V. I.   Lenin

Cadets on the Question of the Ukraine

Published: Rabochaya Pravda No. 3, July 16, 1913. Signed: M.. Published according to the Rabochaya Pravda text.
Source: Lenin Collected Works, Progress Publishers, 1977, Moscow, Volume 19, pages 266-267.
Translated: The Late George Hanna
Transcription\Markup: R. Cymbala
Public Domain: Lenin Internet Archive (2004). You may freely copy, distribute, display and perform this work; as well as make derivative and commercial works. Please credit “Marxists Internet Archive” as your source.README

For a long time mention has been made in the press and from the Duma rostrum (in the speech of the Social-Democrat Petrovsky, for instance[1]) of the absolute indecency, the reactionary character and the impudence of statements made by certain influential Cadets (headed by Mr. Struve) on the Ukrainian question.

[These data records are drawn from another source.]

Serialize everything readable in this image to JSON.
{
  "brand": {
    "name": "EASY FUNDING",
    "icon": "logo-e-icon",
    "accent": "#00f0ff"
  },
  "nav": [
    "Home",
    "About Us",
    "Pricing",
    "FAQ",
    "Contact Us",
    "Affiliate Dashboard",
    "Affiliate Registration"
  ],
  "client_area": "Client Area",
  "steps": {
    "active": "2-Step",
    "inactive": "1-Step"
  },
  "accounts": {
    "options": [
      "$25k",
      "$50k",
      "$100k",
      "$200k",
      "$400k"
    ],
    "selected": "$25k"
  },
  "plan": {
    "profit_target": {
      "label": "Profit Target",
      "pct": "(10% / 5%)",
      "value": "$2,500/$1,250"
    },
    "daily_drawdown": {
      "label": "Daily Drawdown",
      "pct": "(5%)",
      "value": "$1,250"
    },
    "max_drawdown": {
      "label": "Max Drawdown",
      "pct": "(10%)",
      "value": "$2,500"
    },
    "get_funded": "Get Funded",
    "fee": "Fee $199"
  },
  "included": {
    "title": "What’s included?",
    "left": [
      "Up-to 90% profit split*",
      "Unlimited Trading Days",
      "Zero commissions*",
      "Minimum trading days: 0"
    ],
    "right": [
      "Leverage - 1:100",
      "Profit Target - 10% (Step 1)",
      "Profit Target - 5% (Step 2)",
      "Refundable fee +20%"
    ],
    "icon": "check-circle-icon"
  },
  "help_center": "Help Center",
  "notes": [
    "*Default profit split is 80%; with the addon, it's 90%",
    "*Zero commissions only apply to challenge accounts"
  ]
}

A few days ago we came across an article in Rech, the official organ of the Constitutional-Democratic Party, written by one of its regular contributors, Mr. Mikhail Mogilyansky, an article that must not be ignored.

This article is real chauvinist badgering of the Ukrainians for “separatism”. “Reckless adventurism”, “political delirium”, “a political adventure”—are some of the expressions which fill the article of Mr. Mikhail Mogilyansky, a Novoye Vremya adherent of the purest water who hides under a mantle of “democracy”! Yet the Constitutional-“Democratic” Party shamelessly provides cover for this article, publishes it with sympathy and by its silence approves such naked chauvinism.

Mr. Mikhail Mogilyansky himself points out that at the All-Ukraine Student Congress in Lvov some Ukrainian Social-Democrats, Ukrainian émigrés from Russia, also spoke against the slogan of political independence for the Ukraine; they spoke against the Social-Democrat Dontsov, who proposed the resolution on “an independent Ukraine” that was adopted at the congress by a majority of all present against two.

It follows, therefore, that there is no question of all Social-Democrats agreeing with Dontsov. But the Social-Democrats disputed the matter with Dontsov, put forward their   own arguments, discussed the matter from the same platform and attempted to convince the same audience.

Mr. Mikhail Mogilyansky lost all sense of elementary political decency when he hurled his coarse invective drawn from the lexicon of the Black Hundreds against Dontsov and against the entire congress of Ukrainian students, knowing full well that it was impossible for his opponents to refute the views of Rech, that it was impossible for them to speak to the Russian audience from the same platform and just as resolutely, openly and freely.

They are pitiful democrats, our Cadets! And those who tolerate, without a violent protest, such sallies by the Cadets are pitiful democrats, too. Marxists will never allow their heads to be turned by nationalist slogans whether they are Great-Russian, Polish, Jewish, Ukrainian or any other. Nor do Marxists ever forget the elementary duty of any democrat to struggle against any persecution of any nation for “separatism”, the duty to fight for the recognition of the full and unqualified equality of nations, and their right to self-determination.

Views may differ on what this self-determination should be, from the point of view of the proletariat, in each individual case. One can and must dispute with social-nationalists of the Dontsov type, but base persecution for “separatism”, the persecution of people who are unable to defend themselves, is the very limit of shamelessness on the part of our Cadets.


[1] The Bolshevik Deputy, G. I. Petrovsky, spoke at the session of the State Duma on May 20 (June 2), 1913, during the debate on the estimates of the Ministry of the Interior. The speech was draft ed by Lenin. In a letter dated April 18 (May 1), 1913, sent by Nadezhda Krupskaya from Cracow to St. Petersburg on Lenin’s instructions, she said that every effort must be made to deliver the speech in full on account of its outstanding importance. The manuscript of the draft has not been found.